Os ataques aos direitos e garantias constitucionais também ocorreram dentro dos Estados Unidos. Cheney impulsionou a vigilância em massa, ordenando a coleta de dados de milhões de norte-americanos. Aprovado em 2001, o “Patriot Act” deu ao governo norte-americano o direito de invadir casas, interceptar ligações telefônicas, e-mails e correspondências sem mandado e de deter suspeitos por tempo indeterminado sem acusação formal.
Os abusos cometidos por Cheney foram tão generalizados que ele se tornou o vice-presidente mais impopular da história: apenas 13% dos norte-americanos aprovavam sua gestão ao término de seu segundo mandato.
Dick Cheney, no entanto, nunca se arrependeu das decisões que tomou. “Eu faria tudo de novo” foi a frase que usou ao ter suas ações questionadas pelo Comitê de Inteligência do Senado em 2014.
As dezenas de milhões de dólares acumulados na forma de patrimônio pessoal talvez expliquem a resistência de Cheney à autocrítica.
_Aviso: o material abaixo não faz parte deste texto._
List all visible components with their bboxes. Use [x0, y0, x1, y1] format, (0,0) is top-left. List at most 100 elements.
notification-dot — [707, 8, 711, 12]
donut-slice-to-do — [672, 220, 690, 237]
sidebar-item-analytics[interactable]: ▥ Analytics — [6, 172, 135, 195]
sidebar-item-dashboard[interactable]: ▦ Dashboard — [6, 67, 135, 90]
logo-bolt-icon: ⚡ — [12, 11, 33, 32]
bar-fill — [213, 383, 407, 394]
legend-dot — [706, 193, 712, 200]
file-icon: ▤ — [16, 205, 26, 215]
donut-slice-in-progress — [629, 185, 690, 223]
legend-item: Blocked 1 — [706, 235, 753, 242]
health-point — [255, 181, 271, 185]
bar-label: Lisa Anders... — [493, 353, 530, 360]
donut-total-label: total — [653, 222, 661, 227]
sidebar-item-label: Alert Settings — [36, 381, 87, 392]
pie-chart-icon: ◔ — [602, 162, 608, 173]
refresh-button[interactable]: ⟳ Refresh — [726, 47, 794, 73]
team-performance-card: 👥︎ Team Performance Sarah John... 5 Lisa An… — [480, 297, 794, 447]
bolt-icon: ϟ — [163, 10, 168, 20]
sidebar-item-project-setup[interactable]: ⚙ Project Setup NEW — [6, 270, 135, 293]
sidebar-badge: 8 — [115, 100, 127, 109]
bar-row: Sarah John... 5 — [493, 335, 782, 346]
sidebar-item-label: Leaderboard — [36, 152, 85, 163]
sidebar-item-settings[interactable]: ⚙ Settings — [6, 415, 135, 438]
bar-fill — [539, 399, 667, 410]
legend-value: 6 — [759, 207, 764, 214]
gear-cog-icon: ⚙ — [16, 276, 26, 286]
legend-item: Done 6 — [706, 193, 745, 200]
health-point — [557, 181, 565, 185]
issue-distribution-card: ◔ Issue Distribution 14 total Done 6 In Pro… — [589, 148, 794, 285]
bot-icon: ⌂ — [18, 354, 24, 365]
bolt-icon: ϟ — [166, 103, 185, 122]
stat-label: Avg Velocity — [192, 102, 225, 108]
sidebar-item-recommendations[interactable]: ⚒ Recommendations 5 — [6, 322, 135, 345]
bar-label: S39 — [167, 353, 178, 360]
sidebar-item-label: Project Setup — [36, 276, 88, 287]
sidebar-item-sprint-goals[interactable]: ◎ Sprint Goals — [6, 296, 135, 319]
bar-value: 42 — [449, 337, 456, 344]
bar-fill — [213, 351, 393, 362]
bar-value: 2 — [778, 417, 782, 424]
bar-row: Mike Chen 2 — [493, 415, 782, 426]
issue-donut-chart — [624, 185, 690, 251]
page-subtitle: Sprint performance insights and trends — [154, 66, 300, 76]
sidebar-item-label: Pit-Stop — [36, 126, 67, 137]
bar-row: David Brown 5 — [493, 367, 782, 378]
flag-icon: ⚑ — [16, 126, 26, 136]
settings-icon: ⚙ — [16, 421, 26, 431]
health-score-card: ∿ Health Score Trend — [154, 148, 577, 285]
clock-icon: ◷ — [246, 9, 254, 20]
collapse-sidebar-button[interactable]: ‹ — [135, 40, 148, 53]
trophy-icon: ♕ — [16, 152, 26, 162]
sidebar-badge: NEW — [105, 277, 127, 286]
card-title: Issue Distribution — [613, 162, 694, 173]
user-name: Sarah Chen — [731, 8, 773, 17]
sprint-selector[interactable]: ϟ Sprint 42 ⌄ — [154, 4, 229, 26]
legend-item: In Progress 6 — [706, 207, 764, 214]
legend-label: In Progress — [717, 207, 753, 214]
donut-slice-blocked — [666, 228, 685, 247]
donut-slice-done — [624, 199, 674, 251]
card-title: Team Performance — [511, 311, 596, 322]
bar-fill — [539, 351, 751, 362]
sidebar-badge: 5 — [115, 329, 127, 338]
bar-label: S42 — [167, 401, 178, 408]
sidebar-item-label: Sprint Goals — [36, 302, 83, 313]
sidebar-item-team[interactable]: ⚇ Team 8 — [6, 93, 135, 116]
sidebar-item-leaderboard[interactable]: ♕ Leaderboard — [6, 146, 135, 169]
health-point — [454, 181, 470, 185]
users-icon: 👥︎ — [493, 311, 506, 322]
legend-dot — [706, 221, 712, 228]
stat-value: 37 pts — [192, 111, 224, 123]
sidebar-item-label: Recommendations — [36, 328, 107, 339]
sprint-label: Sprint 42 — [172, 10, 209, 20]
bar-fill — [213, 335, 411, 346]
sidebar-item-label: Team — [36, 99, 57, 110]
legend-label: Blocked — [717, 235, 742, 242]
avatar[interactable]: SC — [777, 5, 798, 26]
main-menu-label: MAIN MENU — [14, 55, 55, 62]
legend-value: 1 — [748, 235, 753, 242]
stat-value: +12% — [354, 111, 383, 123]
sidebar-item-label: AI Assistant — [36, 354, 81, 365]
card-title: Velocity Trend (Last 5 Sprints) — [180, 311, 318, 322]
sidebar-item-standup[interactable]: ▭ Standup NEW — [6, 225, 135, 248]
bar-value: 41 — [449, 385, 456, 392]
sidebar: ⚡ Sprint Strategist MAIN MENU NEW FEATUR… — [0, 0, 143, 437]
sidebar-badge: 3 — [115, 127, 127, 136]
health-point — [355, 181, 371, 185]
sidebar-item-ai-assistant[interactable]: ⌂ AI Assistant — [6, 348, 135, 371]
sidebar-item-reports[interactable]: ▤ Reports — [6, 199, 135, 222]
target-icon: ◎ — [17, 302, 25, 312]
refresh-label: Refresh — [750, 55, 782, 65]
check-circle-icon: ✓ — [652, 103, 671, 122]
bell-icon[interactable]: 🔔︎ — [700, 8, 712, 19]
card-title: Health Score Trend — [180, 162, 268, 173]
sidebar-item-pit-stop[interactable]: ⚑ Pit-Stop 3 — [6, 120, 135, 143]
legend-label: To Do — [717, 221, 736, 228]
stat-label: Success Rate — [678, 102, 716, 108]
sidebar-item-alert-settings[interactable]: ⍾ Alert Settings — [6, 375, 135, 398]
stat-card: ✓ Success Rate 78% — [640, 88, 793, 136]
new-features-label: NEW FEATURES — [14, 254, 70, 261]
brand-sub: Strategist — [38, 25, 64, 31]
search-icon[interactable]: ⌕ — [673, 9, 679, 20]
No setor petrolífero, certamente não há arrependidos. As reservas do Iraque finalmente foram privatizadas e agora geram lucros bilionários para as corporações do setor.
A Halliburton foi uma das maiores beneficiadas. A companhia recebeu mais de US$ 39 bilhões em contratos federais relacionados à Guerra do Iraque. Ao menos entre os acionistas da empresa, talvez haja quem sinta falta de Dick Cheney.